Here \(V\) is the crystal volume, \(\alpha\) is the linear thermal expansion coefficient, and \(K\) is the bulk modulus.

Interpretation:

at constant volume, all supplied heat goes into raising the internal energy;
at constant pressure, part of the supplied heat also goes into the mechanical work associated with expansion;
therefore \(C_P>C_V\) whenever \(\alpha\neq 0\).

Sanity checks:

in the harmonic limit, \(\alpha=0\), so \(C_P=C_V\);
the difference is usually modest in solids because \(\alpha\) is small;
the difference grows with temperature and with the ease of expansion.

This is the clean thermodynamic signature of anharmonicity in calorimetry.

9.6 Outlook on the Next Lecture: Anharmonicity, Phonon Lifetimes, and Thermal Resistance

Thermal expansion is not the only consequence of anharmonicity.

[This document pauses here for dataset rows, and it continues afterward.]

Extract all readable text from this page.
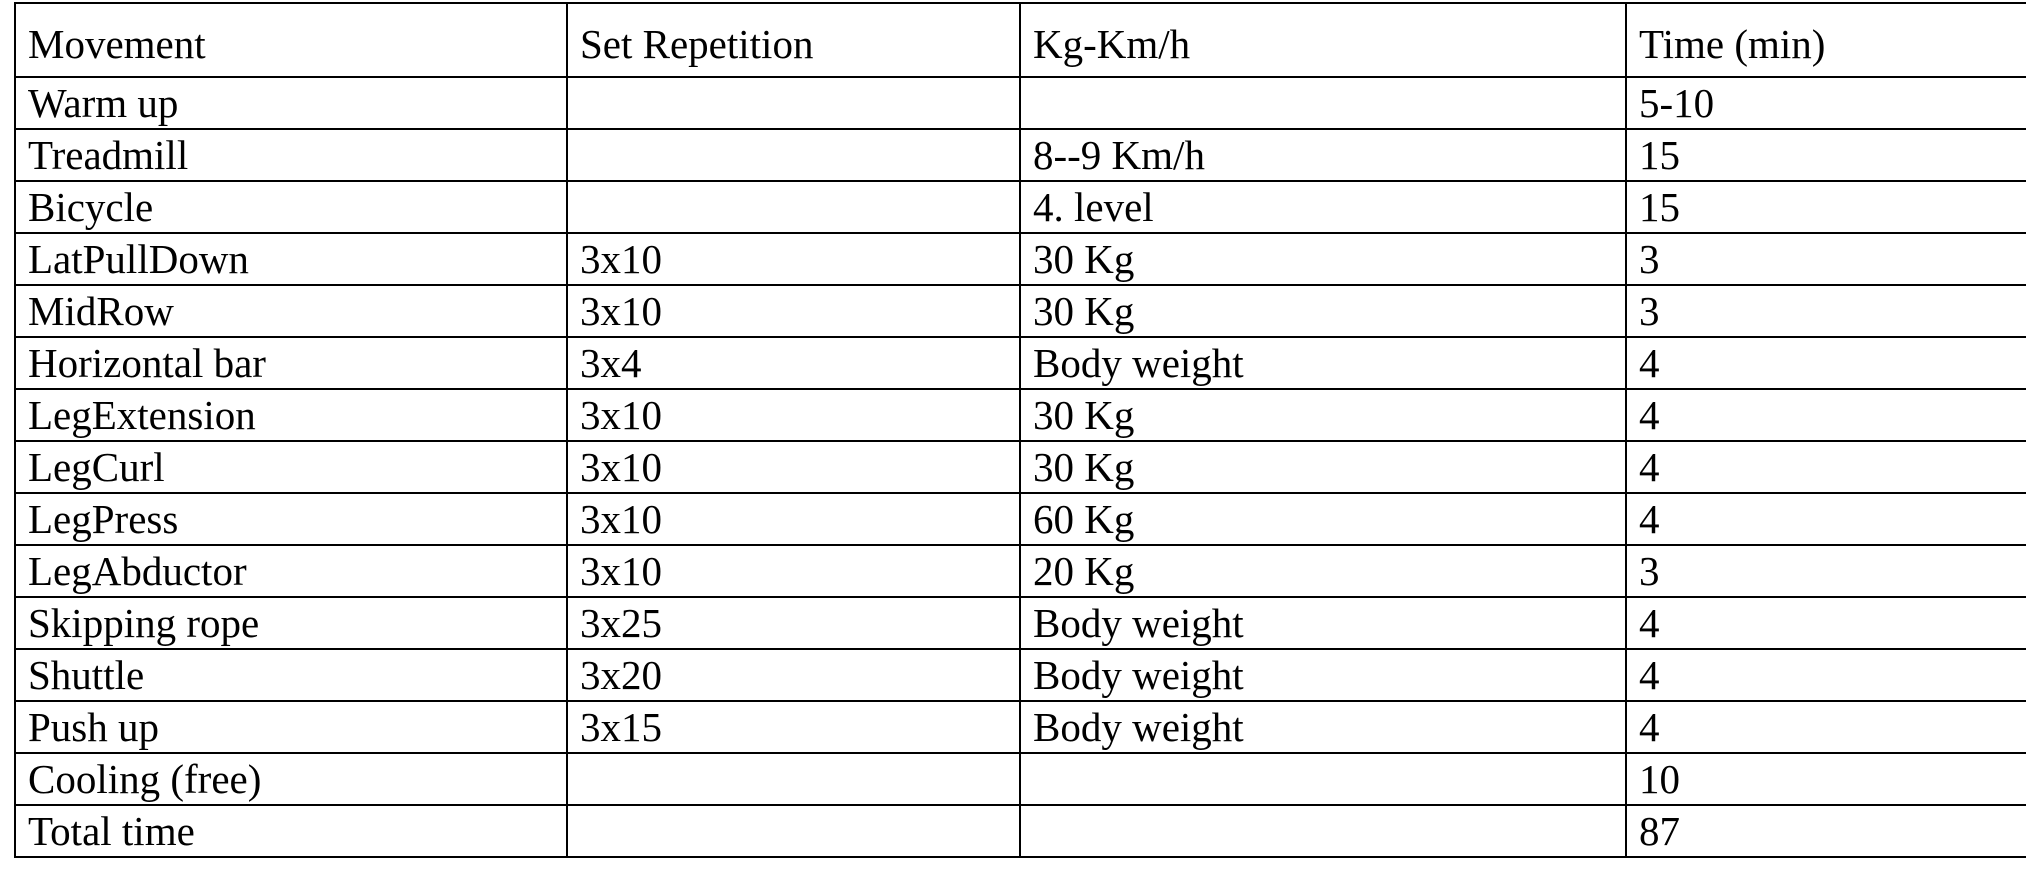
Movement	Set Repetition	Kg-Km/h	Time (min)
Warm up			5-10
Treadmill		8--9 Km/h	15
Bicycle		4. level	15
LatPullDown	3x10	30 Kg	3
MidRow	3x10	30 Kg	3
Horizontal bar	3x4	Body weight	4
LegExtension	3x10	30 Kg	4
LegCurl	3x10	30 Kg	4
LegPress	3x10	60 Kg	4
LegAbductor	3x10	20 Kg	3
Skipping rope	3x25	Body weight	4
Shuttle	3x20	Body weight	4
Push up	3x15	Body weight	4
Cooling (free)			10
Total time			87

The same cubic and quartic terms that make \(\omega_\lambda(q)\) volume dependent also make phonons interact with one another.

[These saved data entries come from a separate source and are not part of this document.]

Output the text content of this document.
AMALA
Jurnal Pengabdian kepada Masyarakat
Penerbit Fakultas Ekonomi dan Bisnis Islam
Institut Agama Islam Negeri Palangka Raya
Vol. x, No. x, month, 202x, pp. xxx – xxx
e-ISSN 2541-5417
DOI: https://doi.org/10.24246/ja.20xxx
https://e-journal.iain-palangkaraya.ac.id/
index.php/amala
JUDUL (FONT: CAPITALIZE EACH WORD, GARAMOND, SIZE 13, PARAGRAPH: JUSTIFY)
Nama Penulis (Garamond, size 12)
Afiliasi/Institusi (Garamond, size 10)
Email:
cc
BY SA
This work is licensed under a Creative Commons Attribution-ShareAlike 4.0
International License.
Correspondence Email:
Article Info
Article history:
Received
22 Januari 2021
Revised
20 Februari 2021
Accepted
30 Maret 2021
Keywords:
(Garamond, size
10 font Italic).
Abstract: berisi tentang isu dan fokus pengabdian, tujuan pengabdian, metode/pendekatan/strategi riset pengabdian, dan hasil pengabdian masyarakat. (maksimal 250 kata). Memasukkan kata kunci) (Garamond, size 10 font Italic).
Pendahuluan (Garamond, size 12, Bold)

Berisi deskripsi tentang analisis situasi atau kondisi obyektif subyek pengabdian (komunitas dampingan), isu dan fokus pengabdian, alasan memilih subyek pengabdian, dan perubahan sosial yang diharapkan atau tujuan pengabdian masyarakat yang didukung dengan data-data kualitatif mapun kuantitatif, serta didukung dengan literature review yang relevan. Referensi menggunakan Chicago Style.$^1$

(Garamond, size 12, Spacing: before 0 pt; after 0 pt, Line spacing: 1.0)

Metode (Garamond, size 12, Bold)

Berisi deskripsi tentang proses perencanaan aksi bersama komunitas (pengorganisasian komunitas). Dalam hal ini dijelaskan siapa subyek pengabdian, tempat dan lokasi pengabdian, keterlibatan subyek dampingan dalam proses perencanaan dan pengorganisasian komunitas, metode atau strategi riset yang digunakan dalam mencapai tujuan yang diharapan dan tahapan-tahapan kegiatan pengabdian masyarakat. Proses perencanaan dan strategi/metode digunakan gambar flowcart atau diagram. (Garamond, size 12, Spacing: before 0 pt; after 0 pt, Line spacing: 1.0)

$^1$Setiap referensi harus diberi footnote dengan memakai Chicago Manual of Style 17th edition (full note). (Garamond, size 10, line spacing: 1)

In the cubic term, the relevant three-phonon processes obey crystal-momentum conservation modulo a reciprocal-lattice vector: \[ q_1+q_2=q_3+G, \] together with energy conservation \[ \hbar\omega_1+\hbar\omega_2=\hbar\omega_3. \]

Here \(G=0\) corresponds to a normal process, while \(G\neq 0\) corresponds to an umklapp process.

Why this matters:

in a harmonic crystal, phonons have infinite lifetime;
in an anharmonic crystal, one phonon can decay into others or merge with them;
phonons therefore acquire a finite lifetime \(\tau\) and a finite mean free path \(\Lambda\).

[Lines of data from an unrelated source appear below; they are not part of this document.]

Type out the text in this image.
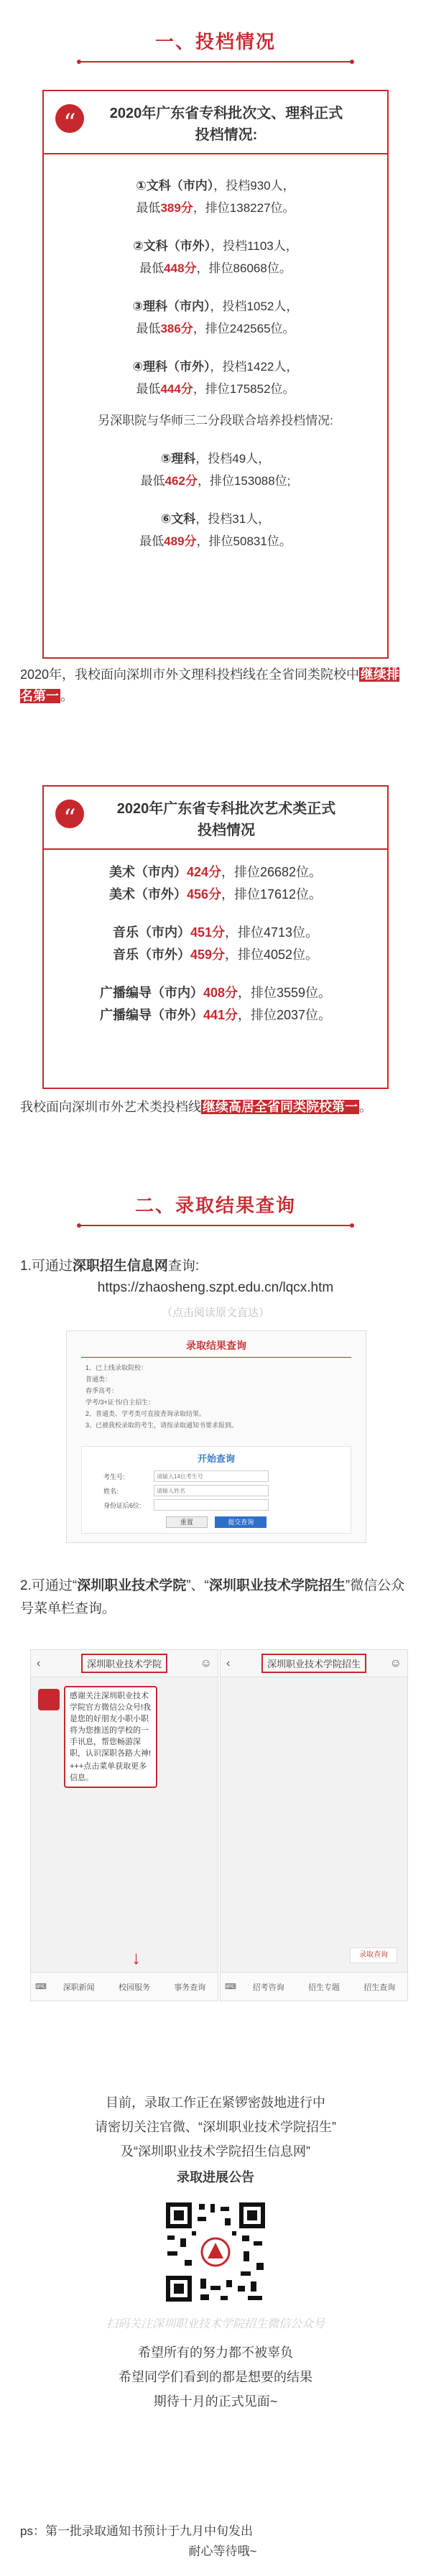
一、投档情况
“	2020年广东省专科批次文、理科正式
投档情况:
①文科（市内），投档930人，
最低389分，排位138227位。
②文科（市外），投档1103人，
最低448分，排位86068位。
③理科（市内），投档1052人，
最低386分，排位242565位。
④理科（市外），投档1422人，
最低444分，排位175852位。
另深职院与华师三二分段联合培养投档情况:
⑤理科，投档49人，
最低462分，排位153088位;
⑥文科，投档31人，
最低489分，排位50831位。
2020年，我校面向深圳市外文理科投档线在全省同类院校中 继续排名第一 。
“	2020年广东省专科批次艺术类正式
投档情况
美术（市内）424分，排位26682位。
美术（市外）456分，排位17612位。
音乐（市内）451分，排位4713位。
音乐（市外）459分，排位4052位。
广播编导（市内）408分，排位3559位。
广播编导（市外）441分，排位2037位。
我校面向深圳市外艺术类投档线 继续高居全省同类院校第一 。
二、录取结果查询
1.可通过深职招生信息网查询:
https://zhaosheng.szpt.edu.cn/lqcx.htm
（点击阅读原文直达）
录取结果查询
1、已上线录取院校：
普通类：
春季高考：
学考/3+证书/自主招生：
2、普通类、学考类可直接查询录取结果。
3、已被我校录取的考生，请按录取通知书要求报到。
开始查询
考生号:
请输入14位考生号
姓名:
请输入姓名
身份证后6位:
重置	提交查询
2.可通过“深圳职业技术学院”、“深圳职业技术学院招生”微信公众号菜单栏查询。
‹	深圳职业技术学院	☺
感谢关注深圳职业技术学院官方微信公众号!我是您的好朋友小职小职将为您推送的学校的一手讯息，帮您畅游深职，认识深职各路大神!
+++点击菜单获取更多信息。
↓
⌨	深职新闻	校园服务	事务查询
‹	深圳职业技术学院招生	☺
录取查询
⌨	招考咨询	招生专题	招生查询
目前，录取工作正在紧锣密鼓地进行中
请密切关注官微、“深圳职业技术学院招生”
及“深圳职业技术学院招生信息网”
录取进展公告
扫码关注深圳职业技术学院招生微信公众号
希望所有的努力都不被辜负
希望同学们看到的都是想要的结果
期待十月的正式见面~
ps：第一批录取通知书预计于九月中旬发出
耐心等待哦~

That is the microscopic origin of a finite lattice thermal conductivity.

A kinetic picture then gives \[ \kappa_{ph} \sim \frac{1}{3} c_V v_g \Lambda, \qquad \Lambda=v_g\tau, \] where \(\kappa_{ph}\) is the phonon thermal conductivity, \(v_g\) is a characteristic group velocity, and \(\Lambda\) is the phonon mean free path.

The forward link is therefore direct:

thermal expansion comes from the volume dependence of phonon frequencies;
thermal resistance comes from phonon-phonon scattering and finite phonon lifetime.

The next lecture will build on this second point and focus on phonon transport, especially the role of normal and umklapp processes.

Figure 9.2: Figure placeholder. Schematic representation of three-phonon normal and umklapp processes, highlighting that umklapp scattering can reverse the direction of net heat current and is therefore central for thermal resistance.

Take-Home Messages

A strictly harmonic crystal does not thermally expand.
Thermal expansion requires anharmonicity, because only an asymmetric potential can shift the thermal average position.
The quasi-harmonic approximation keeps phonons as useful degrees of freedom while allowing their frequencies to depend on volume.
The Grüneisen parameter measures how strongly a phonon mode responds to expansion or compression.
The thermal expansion coefficient is controlled by the heat-capacity-weighted Grüneisen parameter, the heat capacity, and the bulk modulus.
The difference between constant-pressure and constant-volume heat capacities is another direct consequence of thermal expansion.
The same anharmonicity that causes expansion also gives phonons finite lifetimes and finite thermal conductivity.

9.7 Problem Set

Harmonic Limit and Thermal Expansion. Starting from \[ \alpha=\frac{1}{3K}\left(\frac{\partial p}{\partial T}\right)_V, \] show that a strictly harmonic crystal has \(\alpha=0\) if its phonon frequencies are volume independent.
Mode Grüneisen Parameter. Suppose one phonon mode obeys \[ \omega(V)=\omega_0\left(\frac{V}{V_0}\right)^{-2}. \] Compute the mode Grüneisen parameter \(\gamma_\lambda(q)\) for this mode and state whether this mode favors positive or negative thermal expansion.
Low-Temperature Behavior of \(\alpha(T)\). Assume that at low temperature \[ c_V(T)=A T^3, \] while \(\gamma_G\) and \(K\) may be treated as constants. Use the Grüneisen relation to find the low-temperature scaling of \(\alpha(T)\).
Deriving \(C_P-C_V\). Starting from \[ C_P = C_V - T \frac{\left[(\partial p/\partial T)_V\right]^2}{(\partial p/\partial V)_T}, \] together with \[ K=-V\left(\frac{\partial p}{\partial V}\right)_T, \qquad \alpha=\frac{1}{3K}\left(\frac{\partial p}{\partial T}\right)_V, \] derive the relation \[ C_P-C_V=9\alpha^2KVT. \]
Normal Versus Umklapp Processes. Explain the difference between normal and umklapp three-phonon processes. Why are umklapp processes especially important for thermal resistance?